Description
Using NN Descent to build the knn graph for UMAP and HDBSCAN is working okay, but a few improvements can be made.
Related PRs:
[Precision Issues with NN Descent]
NN Descent in RAFT uses fp16 to calculate distances. This makes it difficult to grab the distances calculated by NN Descent and compare it against fp32-calculated distances for additional operations outside of NN Descent such as making predictions. (also left as an issue here)
- Problem
- NN Descent calculates distances in fp16 (also only support L2Expanded metric)
- Current status
- Right now, we grab the indices only, and call
refine()
on those indices to calculate fp32 + L2SqrtExpanded metric distance
- Right now, we grab the indices only, and call
- Possible solutions
- Check why distance differences are causing dramatic drops in score
- Support fp32 distance calculation in NN Descent -> we can just grab the distances from NN Descent instead of doing
refine()
[NN Descent parameters not always resulting in a better score]
Since we are using refine()
, increasing NN Descent parameters such as max_iterations
or graph_degree
should yield a better result (because it takes more neighbor candidates into consideration for refinement with a large graph degree, and it has a termination threshold so increasing max_iterations
shouldn't really matter).
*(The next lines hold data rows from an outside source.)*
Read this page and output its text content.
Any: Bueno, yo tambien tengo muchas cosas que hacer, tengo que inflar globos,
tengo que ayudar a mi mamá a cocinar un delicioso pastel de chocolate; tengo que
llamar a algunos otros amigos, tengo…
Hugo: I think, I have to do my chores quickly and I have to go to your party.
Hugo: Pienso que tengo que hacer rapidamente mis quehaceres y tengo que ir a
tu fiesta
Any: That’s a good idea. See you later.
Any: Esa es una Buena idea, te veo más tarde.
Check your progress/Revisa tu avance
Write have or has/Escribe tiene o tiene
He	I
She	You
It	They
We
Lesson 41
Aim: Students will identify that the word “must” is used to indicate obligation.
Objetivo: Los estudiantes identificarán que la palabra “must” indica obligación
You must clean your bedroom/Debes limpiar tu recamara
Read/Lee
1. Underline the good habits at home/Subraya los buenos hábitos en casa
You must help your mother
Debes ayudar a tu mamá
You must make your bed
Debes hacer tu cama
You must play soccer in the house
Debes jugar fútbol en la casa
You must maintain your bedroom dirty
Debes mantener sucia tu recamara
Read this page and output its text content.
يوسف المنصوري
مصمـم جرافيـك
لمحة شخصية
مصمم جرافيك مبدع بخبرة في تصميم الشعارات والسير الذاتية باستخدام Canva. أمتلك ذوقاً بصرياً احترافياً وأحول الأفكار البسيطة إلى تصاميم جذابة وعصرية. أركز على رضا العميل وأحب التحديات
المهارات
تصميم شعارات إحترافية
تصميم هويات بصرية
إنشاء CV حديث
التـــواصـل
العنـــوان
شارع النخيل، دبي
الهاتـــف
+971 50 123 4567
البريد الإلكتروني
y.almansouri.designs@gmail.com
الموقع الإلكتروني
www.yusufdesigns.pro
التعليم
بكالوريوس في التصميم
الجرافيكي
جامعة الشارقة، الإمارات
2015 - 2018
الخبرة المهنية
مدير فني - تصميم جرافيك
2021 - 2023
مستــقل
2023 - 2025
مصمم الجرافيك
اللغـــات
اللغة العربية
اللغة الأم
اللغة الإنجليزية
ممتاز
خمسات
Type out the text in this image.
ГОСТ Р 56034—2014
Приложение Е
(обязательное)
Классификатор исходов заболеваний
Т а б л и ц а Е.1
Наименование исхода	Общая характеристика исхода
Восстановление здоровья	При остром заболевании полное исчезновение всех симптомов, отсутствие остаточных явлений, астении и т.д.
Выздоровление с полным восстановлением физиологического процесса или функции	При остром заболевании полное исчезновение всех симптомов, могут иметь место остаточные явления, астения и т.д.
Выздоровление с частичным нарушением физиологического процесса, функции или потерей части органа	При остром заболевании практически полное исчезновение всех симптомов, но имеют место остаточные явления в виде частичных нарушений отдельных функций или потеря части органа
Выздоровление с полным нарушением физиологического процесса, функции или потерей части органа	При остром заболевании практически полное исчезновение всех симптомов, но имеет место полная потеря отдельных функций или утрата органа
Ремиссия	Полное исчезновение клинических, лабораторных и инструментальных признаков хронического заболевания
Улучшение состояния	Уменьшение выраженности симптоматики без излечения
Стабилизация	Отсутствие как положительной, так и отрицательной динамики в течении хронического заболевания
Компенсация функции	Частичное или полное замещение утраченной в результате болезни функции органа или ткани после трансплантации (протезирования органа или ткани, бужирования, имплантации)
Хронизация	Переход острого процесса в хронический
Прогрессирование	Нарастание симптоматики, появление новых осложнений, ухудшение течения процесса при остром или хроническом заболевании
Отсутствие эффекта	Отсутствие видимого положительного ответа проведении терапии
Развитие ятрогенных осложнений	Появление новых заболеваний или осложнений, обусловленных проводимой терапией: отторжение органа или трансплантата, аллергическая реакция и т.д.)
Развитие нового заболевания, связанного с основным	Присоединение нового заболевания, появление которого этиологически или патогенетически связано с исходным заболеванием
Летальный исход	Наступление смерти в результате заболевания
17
However, this is not always the case and NN Descent is unstable for some specific test cases.
- Problem
- NN Descent does not work as well as the brute force with the current test configurations of
test_membership_vector_circles
andtest_approximate_predict_blobs
incuml/python/cuml/tests/test_hdbscan.py
. Increasing NN Descent parameters does not solve this problem
- NN Descent does not work as well as the brute force with the current test configurations of
- Current status
- Separate tests for NN Descent for the two cases mentioned above.
[Using NN Descent with HDBSCAN]
HDBSCAN has two phases of building knn graph
- Just build the knn graph for top k
- Re-build the knn graph for top k using information (core dists) from step 1 to post-process the distance as they build.
Step 1 can be done using NN Descent + refine, but step 2 cannot be done using NN Descent
- Problem
- Specifically, the core distances obtained after step 1 (which are L2SqrtExpanded fp32 distances from refine function) cannot be used to compare distances within NN Descent in step 2 because of the distance precisions
- And the refine function doesn't have support for distance epilogues
- Current status
- Do the first knn with NN Descent, and the second NN Descent with brute force knn
- Goal
- use NN Descent for both phases of knn in HDBSCAN
- Possible solutions
- Add distance epilogue support for refine function so that we can refine based on the mutual reachability distance
- Support fp32 distance calculation in NN Descent